A prototype optical chip IBM is demonstrating could be a boon for data centers and supercomputing environments looking for ways to speed up data transfer rates.
IBM researchers continue to work with light in hopes of
solving challenges in the rapidly evolving tech world. The latest example is a
new prototype optical chip that they say can transmit up to 1 terabits per
second of data, a number that could have huge implications in enterprise data
centers and supercomputing environments.
The Holey Optochip, which IBM researchers will present March
8 at the Optical Fiber Communications Conference in Los Angeles, offers a boost
in bandwidth that would mean, at 1T bps, the ability to download 500
high-definition movies. It would take about an hour to transmit the entire
Library of Congress Web archive through the chip, according to IBM.
IBM scientists created the Holey Otpochip by taking a
standard 90-nanometer CMOS chip and putting 48 holes in it. The holes allow
optical access through the back of the chip to 24 receiver and 24 transmitter
channels, according to IBM. The result, the scientists said, is a very compact,
high-performing and highly energy-efficient optical module that promises
bandwidth speeds to handle the rapidly growing amount of data traffic that is
being created and run through both corporate and consumer networks.
The development
of the Holey Optochip is the latest step by IBM scientists in leveraging optics
to address modern computing challenges, according to Big Blue researcher Clint
Schow, who was part of the team that created the prototype.
Reaching the 1 trillion bit-per-second mark
with the Holey Optochip marks IBM's latest milestone to develop chip-scale
transceivers that can handle the volume of traffic in the era of big data,
Schow said in a statement. We have been actively pursuing higher levels of
integration, power efficiency and performance for all the optical components
through packaging and circuit innovations.
IBM and other vendors are looking to optics as a way of
speeding up transfer rates of data. Using light pulses is faster than sending
electrons over wires, according to Big Blue researchers, who said they are
continuing to look for ways to leverage optical signals for products that are cost-efficient
and can be manufactured at high enough volumes so that they can be widely used.
The Holey Optochip fits with that idea, according to IBM. The
chip is made with components that are commercially available today, offering
the promise that the chip could be manufactured at very high volumes and made
commercially viable.
Its also energy-efficient, they said. The transceiver
consumes less than 5 watts, which means the power used by a 100-watt light bulb
could power 20 Holey Optochips.

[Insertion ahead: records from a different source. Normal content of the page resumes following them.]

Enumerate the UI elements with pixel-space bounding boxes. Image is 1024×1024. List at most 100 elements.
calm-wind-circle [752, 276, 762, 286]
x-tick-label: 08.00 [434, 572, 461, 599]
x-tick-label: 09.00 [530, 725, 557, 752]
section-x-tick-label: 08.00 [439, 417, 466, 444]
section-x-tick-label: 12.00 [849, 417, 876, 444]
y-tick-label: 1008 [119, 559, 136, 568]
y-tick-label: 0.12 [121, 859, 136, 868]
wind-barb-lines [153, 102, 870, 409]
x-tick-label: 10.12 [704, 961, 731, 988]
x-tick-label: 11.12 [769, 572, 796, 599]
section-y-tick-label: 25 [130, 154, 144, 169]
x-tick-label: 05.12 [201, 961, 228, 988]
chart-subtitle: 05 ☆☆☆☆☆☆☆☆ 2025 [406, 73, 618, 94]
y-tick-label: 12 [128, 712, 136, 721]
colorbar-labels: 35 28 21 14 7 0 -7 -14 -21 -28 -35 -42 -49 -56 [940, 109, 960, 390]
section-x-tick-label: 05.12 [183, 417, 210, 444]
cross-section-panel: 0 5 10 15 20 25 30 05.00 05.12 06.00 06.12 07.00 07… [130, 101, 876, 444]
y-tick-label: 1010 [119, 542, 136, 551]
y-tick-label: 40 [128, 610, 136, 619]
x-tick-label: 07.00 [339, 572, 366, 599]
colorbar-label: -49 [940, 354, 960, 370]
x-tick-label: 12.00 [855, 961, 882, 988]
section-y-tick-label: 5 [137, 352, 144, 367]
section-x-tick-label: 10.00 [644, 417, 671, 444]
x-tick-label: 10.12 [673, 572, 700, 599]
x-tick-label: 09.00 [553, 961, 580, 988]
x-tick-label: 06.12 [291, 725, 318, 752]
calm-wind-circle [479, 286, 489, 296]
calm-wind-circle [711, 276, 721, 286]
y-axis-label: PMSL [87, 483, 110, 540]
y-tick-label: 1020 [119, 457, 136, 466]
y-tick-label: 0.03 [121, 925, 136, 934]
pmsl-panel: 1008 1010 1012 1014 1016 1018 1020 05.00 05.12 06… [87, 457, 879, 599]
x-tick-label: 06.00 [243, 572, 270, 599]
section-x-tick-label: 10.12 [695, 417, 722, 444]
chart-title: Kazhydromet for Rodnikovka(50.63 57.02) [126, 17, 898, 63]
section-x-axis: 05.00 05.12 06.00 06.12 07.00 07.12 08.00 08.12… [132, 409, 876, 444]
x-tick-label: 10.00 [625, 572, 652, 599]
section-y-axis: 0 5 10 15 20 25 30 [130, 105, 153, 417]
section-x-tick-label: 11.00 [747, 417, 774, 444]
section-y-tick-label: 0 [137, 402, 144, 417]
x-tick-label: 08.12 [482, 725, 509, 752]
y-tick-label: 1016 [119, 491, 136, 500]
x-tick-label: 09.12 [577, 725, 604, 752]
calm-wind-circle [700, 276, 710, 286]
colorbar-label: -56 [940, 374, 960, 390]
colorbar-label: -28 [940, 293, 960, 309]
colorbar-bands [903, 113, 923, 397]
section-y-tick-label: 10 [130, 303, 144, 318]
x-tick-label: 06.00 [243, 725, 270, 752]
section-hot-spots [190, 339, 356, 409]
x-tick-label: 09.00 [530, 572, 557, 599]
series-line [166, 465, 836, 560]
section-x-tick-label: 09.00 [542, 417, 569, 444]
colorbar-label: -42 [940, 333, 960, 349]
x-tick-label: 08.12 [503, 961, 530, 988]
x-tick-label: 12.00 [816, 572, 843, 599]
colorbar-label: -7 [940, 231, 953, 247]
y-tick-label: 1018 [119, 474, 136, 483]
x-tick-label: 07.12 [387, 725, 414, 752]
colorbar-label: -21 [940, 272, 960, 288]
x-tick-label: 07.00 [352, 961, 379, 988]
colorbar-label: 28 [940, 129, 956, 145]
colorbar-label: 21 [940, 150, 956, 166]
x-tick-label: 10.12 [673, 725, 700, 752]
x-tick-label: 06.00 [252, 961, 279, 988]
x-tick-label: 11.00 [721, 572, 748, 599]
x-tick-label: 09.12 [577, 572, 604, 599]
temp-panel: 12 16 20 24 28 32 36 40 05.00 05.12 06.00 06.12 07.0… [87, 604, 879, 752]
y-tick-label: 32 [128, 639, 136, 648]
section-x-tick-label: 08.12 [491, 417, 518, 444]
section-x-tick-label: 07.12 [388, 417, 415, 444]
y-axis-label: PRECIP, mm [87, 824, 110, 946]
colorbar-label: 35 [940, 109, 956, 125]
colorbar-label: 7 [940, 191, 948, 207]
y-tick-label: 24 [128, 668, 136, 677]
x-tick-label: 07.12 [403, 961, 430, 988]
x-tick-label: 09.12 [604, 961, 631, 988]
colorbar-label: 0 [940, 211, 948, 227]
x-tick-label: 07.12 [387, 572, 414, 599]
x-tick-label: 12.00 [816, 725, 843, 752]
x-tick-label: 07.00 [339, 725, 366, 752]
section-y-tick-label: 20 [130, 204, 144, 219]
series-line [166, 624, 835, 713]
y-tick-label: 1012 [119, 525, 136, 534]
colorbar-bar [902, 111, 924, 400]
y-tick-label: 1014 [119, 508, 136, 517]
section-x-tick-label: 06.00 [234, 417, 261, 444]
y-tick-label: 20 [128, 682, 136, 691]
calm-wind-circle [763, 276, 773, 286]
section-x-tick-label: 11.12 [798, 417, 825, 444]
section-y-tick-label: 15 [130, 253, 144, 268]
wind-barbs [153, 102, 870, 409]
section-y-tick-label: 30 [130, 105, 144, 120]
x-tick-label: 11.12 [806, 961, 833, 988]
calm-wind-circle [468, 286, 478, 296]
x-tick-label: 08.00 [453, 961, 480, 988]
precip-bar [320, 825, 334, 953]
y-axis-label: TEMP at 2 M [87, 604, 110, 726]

All this is important for businesses that may
need to create high-performance computing environments, but need to keep power
costs contained while running such powerful applications as analytics, data
modeling and forecasting.
IBM researchers said the Holey Optochip is the latest proof
that high-speed, low-power interconnects are possible in the near-term. They
also argued that optical transmission is the only way that the tech field can
keep ahead of the huge global demand for broadband, and the rise of such
computing trends as big data and cloud computing.
IBM hopes to improve the technologywith the aim of making it
commercially availableover the next decade. The work will be done in
collaboration with Big Blues manufacturing partners.